Michael Brown did not die because he robbed a convenience store. The college bound youth was not killed because the officer felt a serious threat from this unarmed teenager. Michael Brown was shot multiple times and killed by a police officer because he was the latest victim of institutional racism in America. And just as Brown was a victim, so were those folks who were rioting and looting. For as much as some want to brand them criminals, those looting resorted to the only means of expression they had left. It was clear the Ferguson police have been operating in rogue mode for some time and the political leadership of the city had endorsed its behavior. As crazy as it might appear to those outside Ferguson, the only recourse many in the community believed they had at that moment was the violent act of destroying property. Yes, in their own community but they were isolated at that moment as they have been on a daily basis. Rebellion is often a rational response to oppression.

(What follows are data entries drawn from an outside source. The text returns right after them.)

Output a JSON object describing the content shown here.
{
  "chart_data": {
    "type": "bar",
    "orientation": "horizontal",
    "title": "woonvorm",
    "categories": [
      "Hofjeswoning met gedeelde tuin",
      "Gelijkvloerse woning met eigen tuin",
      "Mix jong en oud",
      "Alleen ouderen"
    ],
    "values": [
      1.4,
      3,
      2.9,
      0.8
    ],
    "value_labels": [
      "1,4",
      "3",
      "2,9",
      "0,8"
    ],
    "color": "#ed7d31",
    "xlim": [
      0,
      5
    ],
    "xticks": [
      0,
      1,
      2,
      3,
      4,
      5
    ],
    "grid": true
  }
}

“Michael Brown was shot multiple times and killed by a police officer because he was the latest victim of institutional racism in America.”

What disturbs me are newspaper articles and television news programming in which great pains are taken to cast doubt on the character of Michael Brown and to focus on the few days of violent outbreaks in the aftermath of his killing. There is an effort to create an ‘equivalent’ to the violence of the police officer Darren Wilson who took Brown’s life as if to suggest the officer might have been justified in using deadly force. The media, with a few exceptions, has also been shameful in the laziness it has exhibited in its reporting, focusing on ‘riots’ absent the context of Black life in Ferguson.

Equally troubling is the sense that some in the media feel obligated to raise the issue of ‘black on black’ crime in reporting on the killing of Michael Brown. Intra-group violence is being used as a red herring to evade the more critical analysis of policing in our nation. I have read far too many online posts that suggest Black people should be as concerned with violence within our community as we are with police shootings of young Black men. It’s an insulting suggestion given how many communities across the nation have been vocal on the issue of Black violence and how many programs and marches have been held focused on that issue. Yet, as if to gain permission to address police violence, many feel it necessary to talk about violence between African-Americans. In his forceful eulogy of Michael Brown on Monday, Rev. Sharpton also took this approach and condemned ‘black on black’ violence. No one lectured the white community on intra-group violence after the Columbine and Newtown massacres, or suggested that those acts of violence take a back seat until ‘white on white’ crime is addressed. The fact is that most people are murdered by someone known to the victim, and that someone more often than not looks like the victim. Black on black crime did not kill Michael Brown or place fear in the heart of Officer Wilson when he encountered the young man. Institutional racism was the force that compelled the shooting of the unarmed Brown.

We must be forcefully and painfully truthful about the killing of Black men by police. At the same time we must keep the focus on policing and not allow the distraction of our outrage or intra-group conflict be used to justify police brutality. On that point Rev. Sharpton got it right in the pulpit on Monday. It’s time to address policing in America.